Running into a brick wall: a list


Here are some features I tried and couldn't get to work, along with why they won't work (this list may get longer as I develop Dicier more):

'BLANK'-sided dominoes

I wanted to include dominoes that could have 'BLANK' on either or both sides of the underscore, just like the 'ANY' and double-'ANY' wildcards. This would include blank-wildcard combinations in all possible styles. For pipped dominoes, the BLANK side would look like the 0 side. For numeral dominoes, the blank side would be actually blank (no 0 in Arabic numerals or N in Roman numerals). This meant that firstly, you could actually call the blank domino sides "blank", and secondly, you could have actually blank faces when using the Arabic/Roman numerals.

What was the problem? The blank-number dominoes were fine, but the double-blank and blank-wildcard dominoes have codes that are 11 and 9 characters long respectively (BLANK_BLANK and BLANK_ANY/ANY_BLANK), which is too long for Affinity Publisher to export in pdfs (unless I'm missing a setting somewhere).

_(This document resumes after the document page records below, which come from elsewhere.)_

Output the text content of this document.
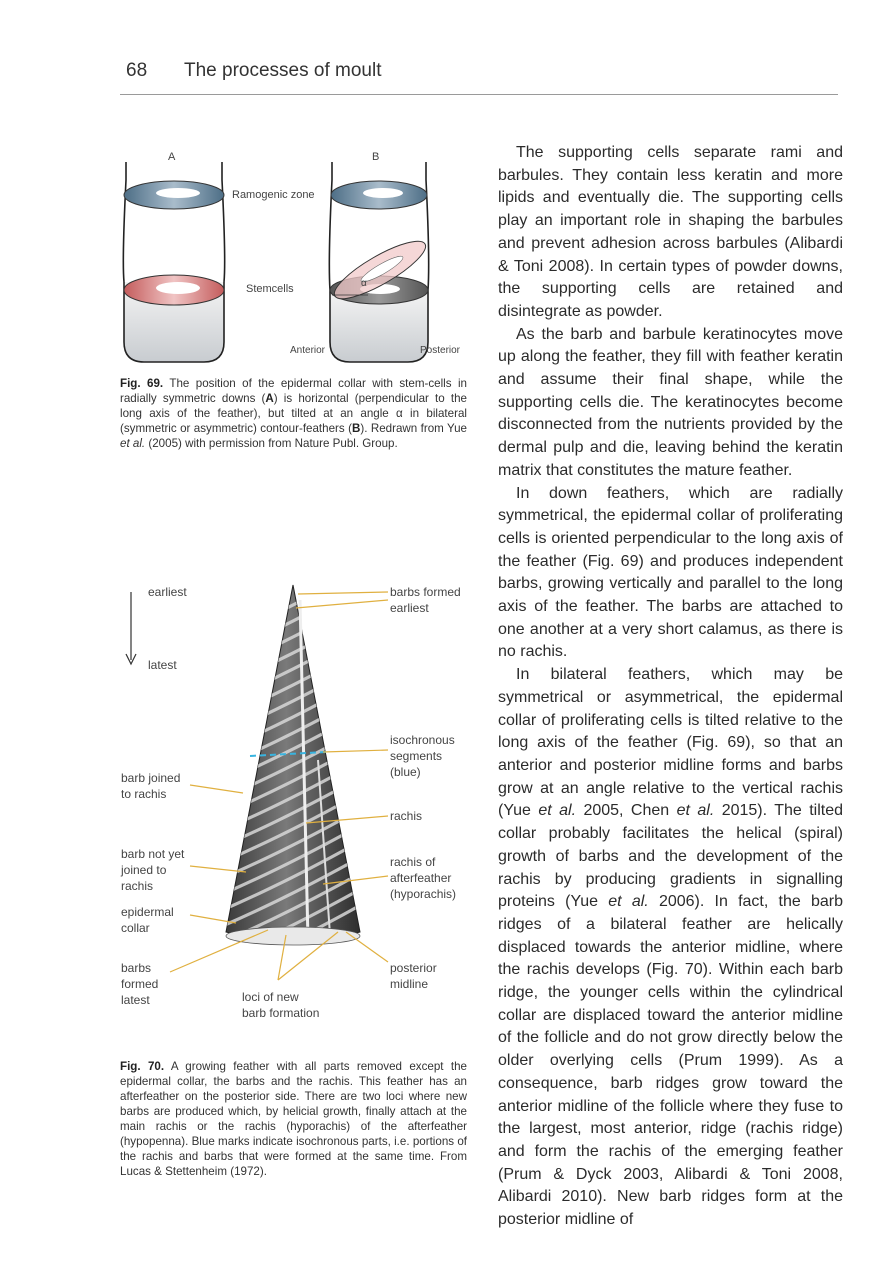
68 The processes of moult
A	B
α
Ramogenic zone
Stemcells
Anterior	Posterior
Fig. 69. The position of the epidermal collar with stem-cells in radially symmetric downs (A) is horizontal (perpendicular to the long axis of the feather), but tilted at an angle α in bilateral (symmetric or asymmetric) contour-feathers (B). Redrawn from Yue et al. (2005) with permission from Nature Publ. Group.
earliest
latest
barbs formed earliest
isochronous segments (blue)
barb joined to rachis
rachis
barb not yet joined to rachis
rachis of afterfeather (hyporachis)
epidermal collar
barbs formed latest
posterior midline
loci of new barb formation
Fig. 70. A growing feather with all parts removed except the epidermal collar, the barbs and the rachis. This feather has an afterfeather on the posterior side. There are two loci where new barbs are produced which, by helicial growth, finally attach at the main rachis or the rachis (hyporachis) of the afterfeather (hypopenna). Blue marks indicate isochronous parts, i.e. portions of the rachis and barbs that were formed at the same time. From Lucas & Stettenheim (1972).

The supporting cells separate rami and barbules. They contain less keratin and more lipids and eventually die. The supporting cells play an important role in shaping the barbules and prevent adhesion across barbules (Alibardi & Toni 2008). In certain types of powder downs, the supporting cells are retained and disintegrate as powder.

As the barb and barbule keratinocytes move up along the feather, they fill with feather keratin and assume their final shape, while the supporting cells die. The keratinocytes become disconnected from the nutrients provided by the dermal pulp and die, leaving behind the keratin matrix that constitutes the mature feather.

In down feathers, which are radially symmetrical, the epidermal collar of proliferating cells is oriented perpendicular to the long axis of the feather (Fig. 69) and produces independent barbs, growing vertically and parallel to the long axis of the feather. The barbs are attached to one another at a very short calamus, as there is no rachis.

In bilateral feathers, which may be symmetrical or asymmetrical, the epidermal collar of proliferating cells is tilted relative to the long axis of the feather (Fig. 69), so that an anterior and posterior midline forms and barbs grow at an angle relative to the vertical rachis (Yue et al. 2005, Chen et al. 2015). The tilted collar probably facilitates the helical (spiral) growth of barbs and the development of the rachis by producing gradients in signalling proteins (Yue et al. 2006). In fact, the barb ridges of a bilateral feather are helically displaced towards the anterior midline, where the rachis develops (Fig. 70). Within each barb ridge, the younger cells within the cylindrical collar are displaced toward the anterior midline of the follicle and do not grow directly below the older overlying cells (Prum 1999). As a consequence, barb ridges grow toward the anterior midline of the follicle where they fuse to the largest, most anterior, ridge (rachis ridge) and form the rachis of the emerging feather (Prum & Dyck 2003, Alibardi & Toni 2008, Alibardi 2010). New barb ridges form at the posterior midline of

UPDATE: This is actually fixed now (kind of), as of v1.1! Character variant 14 replaces zero numerals (Arabic: 0, Roman: N) with blank die faces/domino sides. Not quite the same, but close enough.

Card value custom fonts

I had ligatures/codes (in fact, they're still in the font files, just inactive) that'd let you use any font for card values. The ace and face codes worked like this: 'CE', 'CE_', 'ACK', 'ACK_' and so on. Basically these produced zero-width invisible icons. You'd be able to write out e.g. 'QUEEN', set the Q to be whatever decorative font you wanted, and set the 'UEEN' to be in Dicier and it'd basically disappear (but the underlying text would still read 'QUEEN'). The underscore versions of these invisible icons would let you use them in combination with card suits, and I had a similar plan for number-suit combinations.

What was the problem? The zero-width, invisible icons didn't export in pdfs (at least, from Affinity Publisher). From what I can tell, it's because they don't have any visible information, and .pdf only cares about visible things. The codes work fine in the actual .afpub file, and would probably work fine in .html/.epub, but not in the most common format people use to digitally share games!

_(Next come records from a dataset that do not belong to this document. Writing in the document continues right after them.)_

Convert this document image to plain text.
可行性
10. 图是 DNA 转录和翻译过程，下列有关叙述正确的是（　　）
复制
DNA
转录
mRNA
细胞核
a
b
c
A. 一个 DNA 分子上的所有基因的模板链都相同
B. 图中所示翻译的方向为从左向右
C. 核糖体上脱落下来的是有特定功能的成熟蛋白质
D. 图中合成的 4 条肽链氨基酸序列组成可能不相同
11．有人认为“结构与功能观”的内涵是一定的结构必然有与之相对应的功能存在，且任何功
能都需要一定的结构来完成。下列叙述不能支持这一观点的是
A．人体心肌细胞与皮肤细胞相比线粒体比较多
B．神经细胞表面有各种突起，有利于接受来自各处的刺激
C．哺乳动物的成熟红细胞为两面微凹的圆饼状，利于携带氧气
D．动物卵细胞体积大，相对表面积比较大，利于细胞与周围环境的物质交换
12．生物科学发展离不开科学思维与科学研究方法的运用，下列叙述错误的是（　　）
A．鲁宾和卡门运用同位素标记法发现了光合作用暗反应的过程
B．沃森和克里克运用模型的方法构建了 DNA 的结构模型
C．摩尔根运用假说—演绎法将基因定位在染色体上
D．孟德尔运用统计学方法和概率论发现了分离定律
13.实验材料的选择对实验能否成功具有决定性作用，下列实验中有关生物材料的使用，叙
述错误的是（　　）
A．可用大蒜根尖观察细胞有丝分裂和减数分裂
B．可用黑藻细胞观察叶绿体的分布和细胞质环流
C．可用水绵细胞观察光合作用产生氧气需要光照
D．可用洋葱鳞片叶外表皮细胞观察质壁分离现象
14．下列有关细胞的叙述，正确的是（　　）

UPDATE: The ligatures are no longer in the fonts. They'll probably be added to Dicier v...2, though.

Perfect language variants

This one's a bit more technical than the other issues.

Basically, the way Dicier handles translations as of v1.1 is that every code in every language goes into one big list. This works fine if and only if no languages use the same word for different things. If any languages do, then there's a problem: which one takes priority? There's no fair solution to this beyond seeing if either language can use a different word for that icon. The other method I tried was to basically make separate lists for each language using OpenType's script and language controls, so if your app/computer's language was English then you'd use the English codes, if it was French you'd use the French codes, etc. and even if two languages used the same word for different things the words would be on separate lists. The third option, which I really don't want to take, is to have separate fonts for different languages (or groups of non-overlapping languages).

What was the problem? I could only get the OpenType solution to reliably work in apps that seriously deal with OpenType features (e.g. layout apps like Affinity Publisher, not things like MS Word). At the moment I'm trying to keep Dicier as technically accessible as possible, which means making it work on more apps (including cheap, ubiquitous, and free software).